"She's just seventeen, but sometimes she acts like a kiddy of twelve. Mother says she doesn't know what to do with her, the child is so full of capers."
As the two girls entered the Homer apartment, Beatrice Homer ran to meet them.
"Oh, you're Patty Fairfield! I KNOW you are! Aren't you the loveliest thing ever! You look like a bisque ornament to set on a mantel-piece. Are you real?"
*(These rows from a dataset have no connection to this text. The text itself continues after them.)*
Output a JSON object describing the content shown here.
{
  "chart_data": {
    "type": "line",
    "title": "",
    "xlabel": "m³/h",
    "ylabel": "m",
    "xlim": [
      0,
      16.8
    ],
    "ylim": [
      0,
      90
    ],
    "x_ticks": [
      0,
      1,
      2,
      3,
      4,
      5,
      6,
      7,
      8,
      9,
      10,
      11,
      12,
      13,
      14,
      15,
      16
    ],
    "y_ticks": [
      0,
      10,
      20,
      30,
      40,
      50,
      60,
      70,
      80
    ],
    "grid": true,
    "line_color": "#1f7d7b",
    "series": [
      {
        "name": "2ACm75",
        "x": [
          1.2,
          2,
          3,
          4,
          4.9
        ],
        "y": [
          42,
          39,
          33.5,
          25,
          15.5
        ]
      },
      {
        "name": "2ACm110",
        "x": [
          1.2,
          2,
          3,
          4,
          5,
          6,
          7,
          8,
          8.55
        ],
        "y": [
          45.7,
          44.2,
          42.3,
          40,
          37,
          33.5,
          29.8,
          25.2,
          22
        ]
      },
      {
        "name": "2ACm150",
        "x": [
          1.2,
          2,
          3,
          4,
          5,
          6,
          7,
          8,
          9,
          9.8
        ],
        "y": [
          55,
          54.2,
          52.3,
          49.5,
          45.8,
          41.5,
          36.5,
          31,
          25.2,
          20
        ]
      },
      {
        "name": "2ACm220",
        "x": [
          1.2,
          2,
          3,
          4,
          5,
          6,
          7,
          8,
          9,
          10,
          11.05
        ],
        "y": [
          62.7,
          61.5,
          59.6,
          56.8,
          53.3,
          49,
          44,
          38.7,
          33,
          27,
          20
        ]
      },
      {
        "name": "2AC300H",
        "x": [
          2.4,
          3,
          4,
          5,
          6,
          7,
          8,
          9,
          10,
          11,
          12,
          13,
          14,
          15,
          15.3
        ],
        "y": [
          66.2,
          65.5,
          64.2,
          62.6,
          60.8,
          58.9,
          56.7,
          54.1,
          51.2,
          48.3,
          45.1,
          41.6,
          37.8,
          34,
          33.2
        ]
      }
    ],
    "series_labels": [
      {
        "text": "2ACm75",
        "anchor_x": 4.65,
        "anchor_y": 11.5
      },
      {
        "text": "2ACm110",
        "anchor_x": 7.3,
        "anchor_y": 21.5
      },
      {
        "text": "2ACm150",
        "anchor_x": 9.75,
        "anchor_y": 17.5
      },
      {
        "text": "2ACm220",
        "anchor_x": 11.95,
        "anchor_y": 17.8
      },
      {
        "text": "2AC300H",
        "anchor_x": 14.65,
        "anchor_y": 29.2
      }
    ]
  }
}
She poked her finger in Patty's dimpled cheek, but she was so roguish and playful, that Patty could not feel annoyed with her.
"Let me look at you," Patty said, holding her off, "and see what YOU'RE like. Why, you're a gipsy, an elfin sprite, a witch of the woods! You have no business to be named Beatrice."
"I know it," said Bee, dancing around on her toes. "But my nickname isn't so bad for me, is it?" And she waved her arms and hovered around Patty, making a buzzing noise like a real bee.
"Don't sting me!" cried Patty.
"Oh, I don't sting my friends! I'm a honey-bee. A dear, little, busy, buzzy honey-bee!" And she kept on dancing around and buzzing till Patty put out her hand as if to brush her away.
"Buzz away, Bee, but get a little farther off,—you drive me distracted."
"That's the way she always acts," said Marie, with a sigh; "we can't do anything with her! It's a pity she was ever nicknamed Bee, for, when she begins buzzing, she's a regular nuisance."